SENTIERS DE L’INVISIBLE
Artists

Nattan Kongmalikunkaew
Yonghyeon Yang

Dates

June 2 – 14, 2026
Daily from 12am to 7pm and on appointment.

Opening reception with the presence of the artists : June 4, 6pm to 9pm.

Night opening : Thursday June 11 until 9pm.

Venue

4 rue des Guillemites
75004 Paris
Maxime D. Gallery

Metro :
Hôtel de Ville (M1)
Pont Marie (M7)
Chatelet

Press (FR)

Welcome to “The Paths of the Invisible”, an exhibition presenting works by Nattan Kongmalikunkaew, a Thai artist, and Yonghyeon Yang, a South Korean artist. These artists, from different cultures, explore the mysterious connections between humanity and nature using a surrealist aesthetic, where reality and the imaginary intertwine.
“Paths of the Invisible” evokes these secret routes that each of us follows in our search for meaning. For Nattan and Yonghyeon, nature is not simply a backdrop, but a space of revelation, a mirror of human emotions and questioning.

Nattan Kongmalikunkaew: The Paths of the Soul Facing the Immensity of Nature

Nattan’s works capture moments of subtle tension between human fragility and the impermanence of nature, combining wonder and melancholy. His paintings, simultaneously surreal and deeply rooted in reality, transform symbolic scenes into an intimate exploration of the human psyche.

The artist reveals a nature both indifferent and mysterious, a living landscape where every element – a meadow whispering its secrets, a tree bearing witness to time, a forest undulating in the wind – seems to carry a breath of life, engaging in a silent conversation with the viewer.
However, it is through objects and colors that Nattan conveys his deepest questions: chairs abandoned in the forest, a red balloon floating like an unreachable dream, an apple hidden in the palm of a hand. These details, which may seem insignificant at first glance, become symbols of a humanity in search of meaning, torn between its ephemeral creations and the eternity of nature.
The feminine figure, often viewed from behind, immobile, incarnates contemplative solitude. She does not shy away, is not afraid, but observes, waits, perhaps hides, as if she was tracing, step by step, invisible paths where the imagination and reality, the visible and the invisible, respond to each other.

Through a contrast of colors and unique textures, Nattan creates worlds where nature becomes a mirror of our emotions. The paths of the invisible become inner journeys where the human soul’s questions face the immensity of the visible.

Yonghyeon Yang: The Paths of Memory and the Ephemeral

In his series “En passant,” Yonghyeon explores Nature as a visual language filled with memory and emotion. His landscapes, free of human figures, are filled with trees of strange contours, mountains with blurred shapes, and skies with unreal colors. These elements become markers of a path of the invisible – that of life and its fleeting experiences.

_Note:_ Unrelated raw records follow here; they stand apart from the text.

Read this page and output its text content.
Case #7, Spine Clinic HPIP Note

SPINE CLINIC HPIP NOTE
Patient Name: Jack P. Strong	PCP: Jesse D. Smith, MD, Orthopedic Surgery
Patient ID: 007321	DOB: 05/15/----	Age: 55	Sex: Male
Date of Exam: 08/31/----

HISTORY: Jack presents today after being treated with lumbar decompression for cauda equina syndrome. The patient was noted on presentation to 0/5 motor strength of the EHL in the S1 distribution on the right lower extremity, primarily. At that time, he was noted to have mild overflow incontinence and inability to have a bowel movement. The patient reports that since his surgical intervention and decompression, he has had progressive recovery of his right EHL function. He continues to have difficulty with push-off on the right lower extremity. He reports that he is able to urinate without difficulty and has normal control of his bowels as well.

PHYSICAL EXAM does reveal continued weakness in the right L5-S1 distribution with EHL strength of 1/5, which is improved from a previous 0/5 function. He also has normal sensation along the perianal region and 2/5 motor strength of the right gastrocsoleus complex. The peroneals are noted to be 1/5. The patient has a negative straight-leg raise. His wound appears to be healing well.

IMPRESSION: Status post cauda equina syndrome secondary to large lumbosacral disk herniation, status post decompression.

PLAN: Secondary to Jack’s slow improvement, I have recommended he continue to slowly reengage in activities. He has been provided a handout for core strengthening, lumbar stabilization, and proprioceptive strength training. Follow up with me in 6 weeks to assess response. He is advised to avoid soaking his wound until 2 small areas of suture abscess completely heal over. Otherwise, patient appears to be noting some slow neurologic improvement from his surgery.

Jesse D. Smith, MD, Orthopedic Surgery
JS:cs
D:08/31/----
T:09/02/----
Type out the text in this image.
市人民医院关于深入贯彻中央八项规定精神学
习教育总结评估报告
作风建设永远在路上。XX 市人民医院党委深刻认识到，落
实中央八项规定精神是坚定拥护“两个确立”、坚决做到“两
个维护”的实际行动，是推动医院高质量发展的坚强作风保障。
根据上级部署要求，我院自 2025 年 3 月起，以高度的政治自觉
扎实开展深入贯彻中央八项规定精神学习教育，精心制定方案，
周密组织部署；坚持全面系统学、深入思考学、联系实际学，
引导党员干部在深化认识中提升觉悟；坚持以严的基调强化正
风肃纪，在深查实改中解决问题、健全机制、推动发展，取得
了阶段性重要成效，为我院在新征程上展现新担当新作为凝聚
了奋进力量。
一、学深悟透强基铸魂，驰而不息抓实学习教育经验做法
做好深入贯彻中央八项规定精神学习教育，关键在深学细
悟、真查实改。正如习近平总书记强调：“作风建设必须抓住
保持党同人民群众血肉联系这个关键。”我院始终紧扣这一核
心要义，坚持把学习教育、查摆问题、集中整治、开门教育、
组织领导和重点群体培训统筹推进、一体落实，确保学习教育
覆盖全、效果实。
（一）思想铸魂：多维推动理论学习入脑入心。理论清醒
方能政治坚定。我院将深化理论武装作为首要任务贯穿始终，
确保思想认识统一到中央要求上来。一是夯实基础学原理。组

Yang’s “Paths of the Invisible” are paths of memory and the flow of time. His works evoke the connections arising and disappearing, the moments that leave their marks on a life without leaving a physical trace. Yang’s surrealism is revealed in his ability to twist reality: trees seem to float, mountains seem to move, and skies are filled with unreal light. These landscapes are metaphors, spaces where viewers project their own memories and questions.

His work is a meditation on the impermanent. The paths he suggests do not lead to a destination, but to a meditation on what remains, on what disappears, and on the beauty of fragile moments. Looking at his paintings, one feels like walking on a path that does not yet exist, or that no longer exists – a path of the invisible, traced by emotion and the imagination.